While getting smacked as a child didn’t leave a major psychological impact on Nambiar, there are instances when the child can actually be scarred for life. When 13-year-old Raj Solanki got into a fight at school, apart from being reprimanded by the principal, he got a verbal dose from his parents as well. Instead of asking him what made him get into a fight, his father just raised their hand and hit him for his undesirable behaviour.
In a state of shock, Raj did not understand what hit him. He went into a shell and did not say anything. He was grounded and told not to come out of his room. As dinner time approached, he was called out, but the family realised he was not really responding. He seemed to be in a daze. This got his parents worked up and he was immediately shown to a mental health expert the next day. Apparently, Raj was so shocked with how his parents reacted that he dissociated himself from the events around him for a period of time.
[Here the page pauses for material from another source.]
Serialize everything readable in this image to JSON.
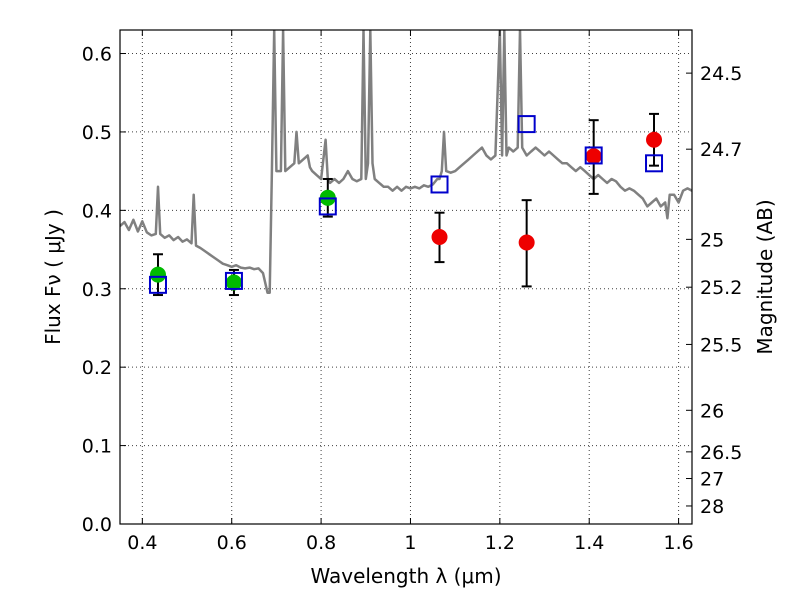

"There are many studies where physical abuse of the child has lead to permanent mental disability. Corporal punishment doesn’t have any positive effect on children. For instance, a student who is very naughty, or least interested in studies, when subjected to spanking/corporal punishment, may become more aggressive in nature. He may even just give up on studies," says Dr Rajesh Goyal, consultant psychiatrist, Sir Ganga Ram Hospital, Delhi.
So how do you discipline your child without raising your hand or voice? Chibber says, "It is important to keep a few aspects in mind when working with your child. The first time your child does something unacceptable is the right opportunity to point it out to him. You should not wait to see whether an undesirable behaviour would disappear over time. Rather, you should address it firmly and assertively in the first instance itself."
It is important to be clear and precise in what you state to your child regarding what is unacceptable about his behaviour and simultaneously also point out a desirable attitude instead. Do not make everything into a battle and pick and choose what you deem to be absolutely essential to address. Also, listen to what your child has to say about why they behaved in a particular way and then point out your areas of disagreement. This would help him understand your perspective, while also helping him develop better reasoning and decision making skills which are important life skills.
Experts do not recommend spanking. According to Dr Goyal, there are other ways to discipline your child effectively that includes using timeouts, withholding rewards, modeling appropriate behavior like self-control, and helping children understand the connection between actions and consequences. "If child is not following your instructions, just withdraw positive rewards like if you give him chocolate, gift or take him out for fun then stop doing that to make him realize his mistake," he explains.
As for the ones who are guilty of spanking children because they were spanked as a child themselves or because their work/spouse/in-laws leave them frustrated—time to rethink the strategy, perhaps?